Guest post from LFGSS from member Will Melling.

Do not use Hiplok if pregnant it says in the miniature booklet that accompanies this product. Ok, thanks for the warning. It also says, more applicably for a 46 year old man, that it should not be worn round the neck. The latter you might think is purely a legal covering note to ward off the stupid and litigious after they have nearly choked themselves in a bizarre bicycling accident but the first warning? It actually might be more relevant to both sexes than it appears.

What is the Hiplok? Or Hiplok. The manufacturers don’t seem entirely sure if the the should be there or not. A bit like (the) Tate modern. It is, says the almost unreadably small-print brochure “The world’s first bike lock specifically designed to be worn on the body” (their emphasis). Basically it is a bike lock chain in a machine washable sleeve that you can fasten around your body – but not your neck – with the built-in velcro strap. It is a lock designed to go round the hips and, you suspect, designed to be seen as hip. Spelling lock without the c is a big hint.

The micro sized instructions go in to almost comic detail about how to attach (the) Hiplok round yourself but in practice it is simple and quick. It can get a bit twisted up but despite weighing 1.8 kilos you easily forget it is there though it takes a bit of practice not to get the locking part (which they rather bizarrely call a ‘non-scratch shroud‘) positioned where it does not dig in to your flesh. The shroud is a lump of plastic covering the barrel. It looks like a large triangular lump of cheese and in my case that cheese was a lurid green color. A black version is also available if you are worried about your hip lock clashing with your hip clothes.

Having locked your bike the friendly Hiplok guide suggests you “go do your thing”. Again, it’s all about being hip. They even let you know “Our story” which starts with the revelation that “we like to ride bikes”.
The Hiplok is rated Sold Secure Silver. You do not have to be a security insider to realise that there is a Sold Secure Gold rating and that Gold is always better than Silver. Or ‘first loser’ as it is known at (the) Olympics. The world’s tiniest instruction booklet states that the lock provides “moderate to high range security protection” and that in “high crime and inner city areas” two locks should be used. One of these, I would suggest, should be a Gold rated one so turning up with double Hiploks round you is not ideal. Even if you wear them slung jauntily over both shoulders like new-age bandoliers.

The Hiplok did not replace my D-lock but I did use it when I was going to leave my bike somewhere that I considered low risk ( I live in Hackney in London where there are probably fewer low risk places to leave a bike than there are at a bike thieves convention). As a second lock it was a relief not to have to add to the weight in my bag.

What really deterred me from using it more often was the worry that if I did fall off my bike then having 4 lbs of metal chain around my hips might seriously increase my chances of getting hurt. For this reason I have never carried a D-lock on my belt or in my back pocket. I am not quite at the age where a fractured hip might be the beginning of the end but why take the chance? Which brings us back to the warning for pregnant women; is it is bad for them because of the risk of the lock digging in to them if they have an accident? And if so doesn’t it follow that you do not have to be up the duff for the same digging in to occur? Albeit with only yourself and not an unborn child to think about.

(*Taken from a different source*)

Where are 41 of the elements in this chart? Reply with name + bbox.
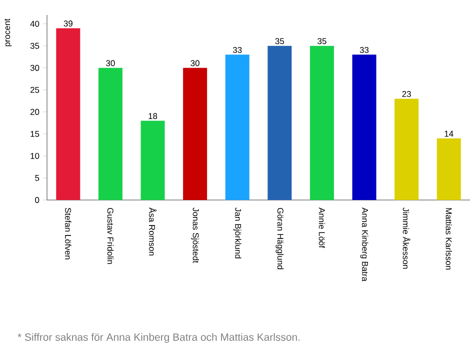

The pint-sized instructions do warn you to “ensure the Hiplok is fastened correctly to avoid any potential hazard to yourself or others” but I think that mainly means tighten it up enough so that it does not slip down past your hips and land in the chain or fly off as you speed along and lasso a passing policeman. They say nothing about whether or not wearing a Hiplok is a potential hazard for your hips.
When the Hiplok was discussed on the London Fixed Gear and Single Speed internet forum (; warning, almost certainly contains bad language and a lot of ill considered opinions) someone representing ‘the Hiplok team’ turned up to join in the debate. He, or she, was asked about this very point and repliedĀ  “We have developed and tested the product over a two year period and have put a lot of thought into reducing the possibility of any potential injury due to the use of our product. Of course as with all products you can buy, the final choice and decision to buy and use a product in a certain way lies with the consumer”. That, to me, is not an answer. Do they think there is a potential risk or not? What testing have they done on this aspect and what were the results? I did think about testing it myself by strapping it round me and throwing myself to the floor, like the heroine in a Victorian melodrama, but better sense prevailed.

The (the) Hiplo(c)k has it uses. It’s maybe not the revolution in easy to use bike security that the makers claim but I did find it handy at times. When I could stop fretting over the risk of a minor fall leading to a stay in hospital. You can decide for yourself on whether or not it provides the level of security you need and if the potential for injury is significant or not. I just wish the people making this lock, with all their skills at branding and their apparently sincere love of cycling, were a bit more forthcoming on the latter.